With all the flaws in this idea here presented, and skillfully attacked by those who think it wooey nonsense, it still is an interesting concept, and a plausible alternative to both physicalism and standard religiousity. I don't buy it, but it is worthy of at least some consideration as a possibility among many.
Could you specify the flaws? Also, with due respect to others, I don’t think the idea was “skillfully attacked.” I got more of a sense of pre-emptive dismissal and a kind of knee-jerk invocation of “woo” charges. In fact, even if analytic idealism is wrong, it most definitely is not “woo.” A coherent metaphysics that is not obviously contradicted by evidence is never woo, even if one were to argue that there is little or no evidence in favor of it (and Kastrup argues that there is such evidence). If that were the case, then you can also write off the quantum multiverse and string theory, to take two obvious examples, as “woo.”
I had hoped that others would read the paper and address it, after I summarized the argument. Maybe some did, but I didn’t get much sense from those who reacted negatively that they had in fact read the paper.

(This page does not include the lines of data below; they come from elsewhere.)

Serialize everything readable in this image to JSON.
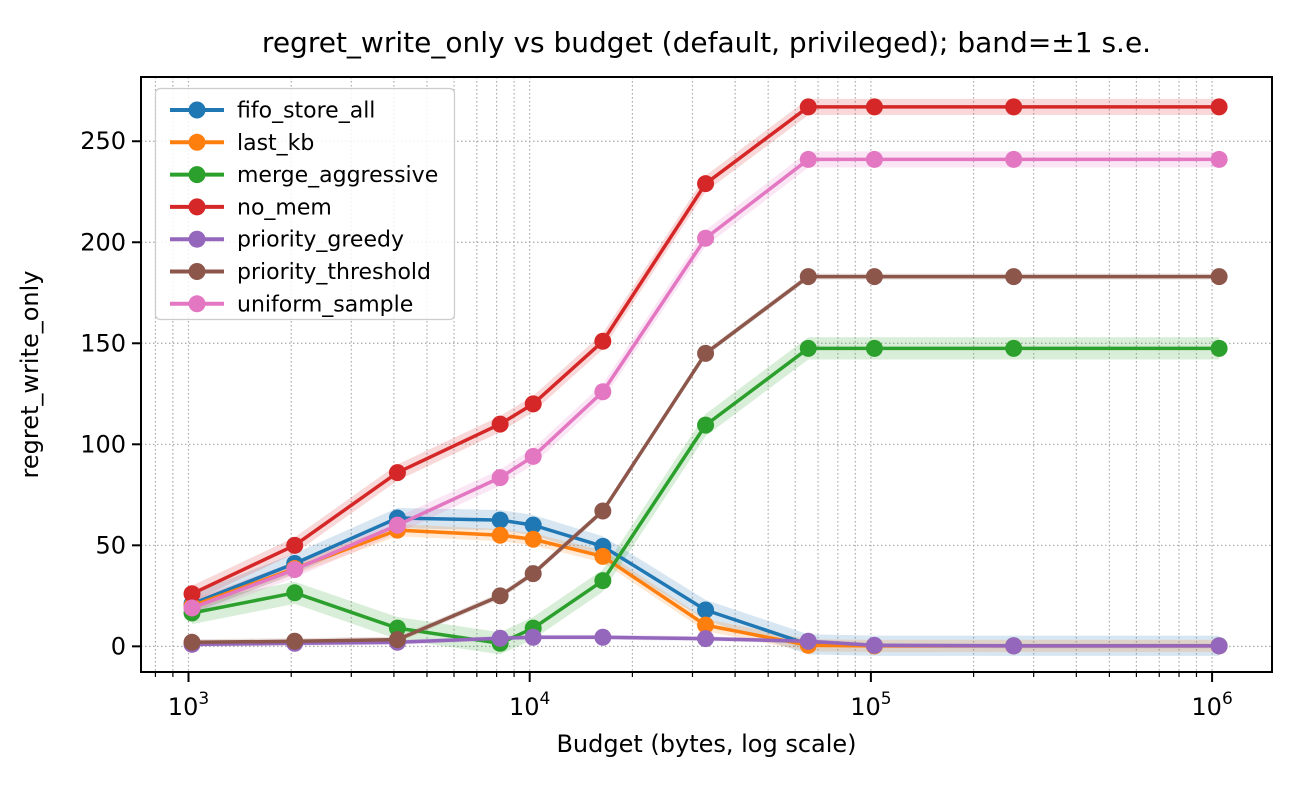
{
  "chart_data": {
    "type": "line",
    "title": "regret_write_only vs budget (default, privileged); band=±1 s.e.",
    "xlabel": "Budget (bytes, log scale)",
    "ylabel": "regret_write_only",
    "x_scale": "log",
    "grid": true,
    "legend_position": "upper left",
    "x": [
      1024,
      2048,
      4096,
      8192,
      10240,
      16384,
      32768,
      65536,
      102400,
      262144,
      1048576
    ],
    "x_ticks": [
      {
        "base": "10",
        "exp": "3",
        "value": 1000
      },
      {
        "base": "10",
        "exp": "4",
        "value": 10000
      },
      {
        "base": "10",
        "exp": "5",
        "value": 100000
      },
      {
        "base": "10",
        "exp": "6",
        "value": 1000000
      }
    ],
    "y_ticks": [
      0,
      50,
      100,
      150,
      200,
      250
    ],
    "xlim_log": [
      2.8608,
      6.1756
    ],
    "ylim": [
      -12.7,
      281.8
    ],
    "band_note": "shaded band = ±1 standard error around each line",
    "series": [
      {
        "name": "fifo_store_all",
        "color": "#1f77b4",
        "band": 5.0,
        "values": [
          21,
          41,
          63.5,
          62.5,
          60,
          49.5,
          18,
          1,
          0.3,
          0.3,
          0.3
        ]
      },
      {
        "name": "last_kb",
        "color": "#ff7f0e",
        "band": 3.0,
        "values": [
          20,
          38.5,
          57.5,
          55,
          53,
          44.5,
          10.5,
          0.5,
          0.2,
          0.2,
          0.2
        ]
      },
      {
        "name": "merge_aggressive",
        "color": "#2ca02c",
        "band": 5.5,
        "values": [
          16.5,
          26.5,
          9,
          1.5,
          9,
          32.5,
          109.5,
          147.5,
          147.5,
          147.5,
          147.5
        ]
      },
      {
        "name": "no_mem",
        "color": "#d62728",
        "band": 4.0,
        "values": [
          26,
          50,
          86,
          110,
          120,
          151,
          229,
          267,
          267,
          267,
          267
        ]
      },
      {
        "name": "priority_greedy",
        "color": "#9467bd",
        "band": 1.2,
        "values": [
          1,
          1.5,
          2,
          4,
          4.5,
          4.5,
          3.8,
          2.5,
          0.5,
          0.2,
          0.2
        ]
      },
      {
        "name": "priority_threshold",
        "color": "#8c564b",
        "band": 1.5,
        "values": [
          2,
          2.5,
          3.3,
          25,
          36,
          67,
          145,
          183,
          183,
          183,
          183
        ]
      },
      {
        "name": "uniform_sample",
        "color": "#e377c2",
        "band": 4.0,
        "values": [
          19,
          38,
          60,
          83.5,
          94,
          126,
          202,
          241,
          241,
          241,
          241
        ]
      }
    ]
  },
  "style_tokens": {
    "grid_color": "#aaaaaa",
    "spine_color": "#000000",
    "legend_border": "#cccccc",
    "background": "#ffffff"
  }
}
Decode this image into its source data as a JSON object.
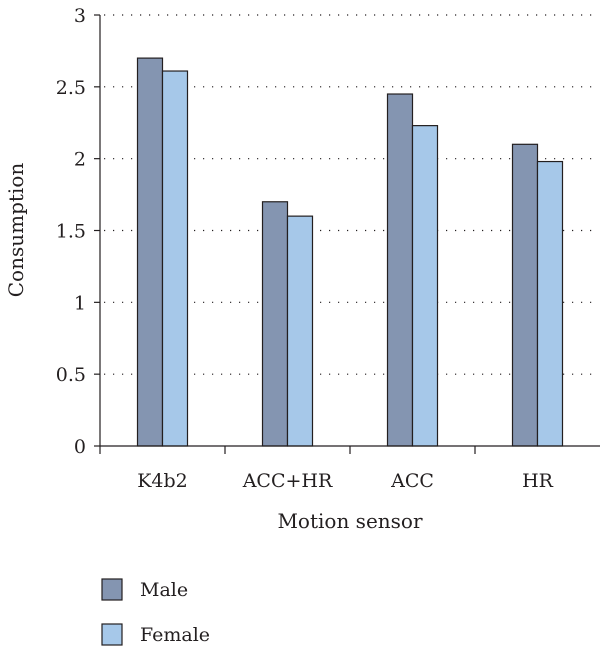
{
  "chart_data": {
    "type": "bar",
    "title": "",
    "xlabel": "Motion sensor",
    "ylabel": "Consumption",
    "categories": [
      "K4b2",
      "ACC+HR",
      "ACC",
      "HR"
    ],
    "series": [
      {
        "name": "Male",
        "color": "#8495b1",
        "values": [
          2.7,
          1.7,
          2.45,
          2.1
        ]
      },
      {
        "name": "Female",
        "color": "#a6c8e9",
        "values": [
          2.61,
          1.6,
          2.23,
          1.98
        ]
      }
    ],
    "ylim": [
      0,
      3
    ],
    "yticks": [
      "0",
      "0.5",
      "1",
      "1.5",
      "2",
      "2.5",
      "3"
    ],
    "grid": "horizontal dotted",
    "legend_position": "bottom-left"
  }
}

As to the ego death thing, is is not woo either. Kastrup did not formulate his idea because of psychedelics — far from it — but he, as welll as many others, reports the subjective experience of ego death in these circumstances and a feeling of “oneness” with nature. These kinds of experience under different circumstances have been reported since antiquity. Analytic idealism points to the possibility that since everything is phenomenal, some kind of subjective experience may survive death even if it is not the “I” experience of the ego.